Le vœu de stabilité prononcé par les moines (avec celui d’obéissance et de conversion des mœurs) exprime puissamment cet enracinement choisi dans un espace et dans un territoire. Il suffit de voyager un peu pour éprouver cette prégnance des lieux : de la douceur de la presqu’île de Crozon (Landévennec) ou des îles méditerranéennes (Lérins) aux rudesses du Morvan (La Pierre-qui-Vire) ou du plateau ardéchois (Notre-Dame-des-Neiges), des humidités de l’Orne (La Grande-Trappe) aux altitudes savoyardes (Tamié), le climat et la nature contribuent aussi à donner un contenu sensible à l’anticipation du Royaume, autant qu’à la vision du combat spirituel qui attend chacun pour inscrire cette anticipation dans sa propre vie.

Le changement de vie qui attend celui qui entre est d’abord l’adaptation à cet écosystème monastique, qu’il doit se représenter, dans la durée, comme le lieu de son développement personnel et spirituel.
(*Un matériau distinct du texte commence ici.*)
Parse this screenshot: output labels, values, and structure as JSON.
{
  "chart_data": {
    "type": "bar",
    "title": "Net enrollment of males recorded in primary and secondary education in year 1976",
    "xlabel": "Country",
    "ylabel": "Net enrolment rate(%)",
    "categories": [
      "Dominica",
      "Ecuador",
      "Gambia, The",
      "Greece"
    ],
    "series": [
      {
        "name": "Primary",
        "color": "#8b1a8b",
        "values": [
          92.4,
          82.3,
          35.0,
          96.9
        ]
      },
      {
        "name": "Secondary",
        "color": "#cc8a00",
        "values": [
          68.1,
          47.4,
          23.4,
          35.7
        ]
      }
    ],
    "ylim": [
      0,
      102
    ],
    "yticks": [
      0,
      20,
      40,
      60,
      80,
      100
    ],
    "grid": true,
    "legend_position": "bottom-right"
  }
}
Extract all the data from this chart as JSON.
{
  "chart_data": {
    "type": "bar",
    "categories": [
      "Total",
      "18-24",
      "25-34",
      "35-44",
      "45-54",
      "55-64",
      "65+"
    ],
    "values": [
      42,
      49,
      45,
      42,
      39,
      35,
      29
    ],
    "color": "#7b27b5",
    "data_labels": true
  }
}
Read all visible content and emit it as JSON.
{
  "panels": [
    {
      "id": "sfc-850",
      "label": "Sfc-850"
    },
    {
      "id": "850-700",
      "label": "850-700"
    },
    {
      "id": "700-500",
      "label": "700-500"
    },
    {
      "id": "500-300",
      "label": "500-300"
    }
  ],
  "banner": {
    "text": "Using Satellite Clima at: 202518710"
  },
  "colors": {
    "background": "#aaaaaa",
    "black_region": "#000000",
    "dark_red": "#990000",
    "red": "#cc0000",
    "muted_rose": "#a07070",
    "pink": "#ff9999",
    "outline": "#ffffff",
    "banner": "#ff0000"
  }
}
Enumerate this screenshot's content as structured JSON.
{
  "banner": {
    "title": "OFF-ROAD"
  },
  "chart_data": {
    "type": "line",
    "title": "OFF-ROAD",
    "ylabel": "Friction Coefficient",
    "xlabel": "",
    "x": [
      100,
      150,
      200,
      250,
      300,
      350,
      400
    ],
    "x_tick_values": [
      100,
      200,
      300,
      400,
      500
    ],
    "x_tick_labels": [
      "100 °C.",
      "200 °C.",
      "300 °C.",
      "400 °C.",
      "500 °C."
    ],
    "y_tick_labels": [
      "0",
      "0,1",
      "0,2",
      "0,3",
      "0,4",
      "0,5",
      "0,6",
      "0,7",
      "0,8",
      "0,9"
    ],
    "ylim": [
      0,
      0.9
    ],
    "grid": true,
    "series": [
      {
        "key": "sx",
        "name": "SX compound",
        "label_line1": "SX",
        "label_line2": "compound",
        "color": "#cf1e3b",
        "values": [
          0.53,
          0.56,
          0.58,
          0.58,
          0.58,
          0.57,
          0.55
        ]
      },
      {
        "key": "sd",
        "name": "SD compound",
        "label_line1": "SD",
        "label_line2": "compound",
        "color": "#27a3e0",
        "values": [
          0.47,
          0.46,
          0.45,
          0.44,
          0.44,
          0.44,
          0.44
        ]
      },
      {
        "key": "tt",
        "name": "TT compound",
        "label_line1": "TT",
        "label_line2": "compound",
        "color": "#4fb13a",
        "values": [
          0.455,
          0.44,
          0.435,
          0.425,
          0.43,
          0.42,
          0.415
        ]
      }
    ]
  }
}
La clôture monastique, bien plus (à beaucoup près !) qu’elle ne limite les circulations entre le dedans et le dehors, fonctionne comme le marqueur physique de ce choix d’un lieu.

Clôture et encadrement du temps

Dans les limites de cette clôture, le changement de la vie s’impose par excellence dans l’encadrement du temps qui régit la vie communautaire. La liturgie, qui rassemble plusieurs fois par jour la communauté dans l’église abbatiale, n’est pas une activité des moines parmi d’autres activités. L’Office « fait » littéralement le moine, à la fois en donnant un sens et en imprimant concrètement son rythme à sa vie. La scansion des Heures produit, en prescrivant le rapport des moines à toutes leurs activités (lectio, étude, travail, sommeil, etc.), qui s’interrompent dès que la cloche sonne – une alternative au déroulement ordinaire du temps.

S’acclimater à cette respiration spécifique du temps constitue, pour les jeunes qui rejoignent une communauté monastique, une épreuve cruciale dans leur parcours de formation, bien plus engageante – ils l’affirment souvent – que les divers renoncements volontaires associés à ce choix de vie, à l’exception toutefois du sevrage du portable et des écrans, devenus pour tous la plus rude des mortifications. Les moines les plus anciens soulignent avec malice la difficulté des jeunes à intégrer la régularité de l’Office, s’agissant en particulier de l’office des Vigiles lorsqu’il est célébré en pleine nuit, et même dans les cas où il est placé très tôt le matin, juste avant l’office des Laudes. « C’est dur pour eux, note l’un d’eux, ils sont moins costauds ! Mais on ne va pas les chercher dans leur lit ! Ils finissent par s’habituer… ou pas. »

Tout cela n’a rien d’anecdotique. Ce qui est en jeu, dans le nouveau réglage du rapport à la veille et au sommeil, dans l’habitude du silence, dans les limitations alimentaires (partout très mesurées) associées au Carême ou à l’Avent, ou encore dans l’acceptation de l’autorité de l’abbé et du jugement des frères, ce n’est pas d’abord la soumission à une discipline collective, ni même l’acclimatation à un régime particulier d’activité. C’est l’incorporation – au sens fort de la Règle faite corps – de l’horizon utopique du monachisme chrétien lui-même.

Danièle Hervieu-Léger, née en 1947, est directrice d’études à l’Ecole des hautes études en sciences sociales (EHESS), qu’elle a présidée de 2004 à 2009. Elle travaille sur l’évolution du religieux et du christianisme dans les sociétés modernes, et notamment sur les mouvements charismatiques au sein de l’Eglise catholique. Elle est l’auteure du « Temps des moines. Clôture et hospitalité » (PUF, 710 pages, 27 euros).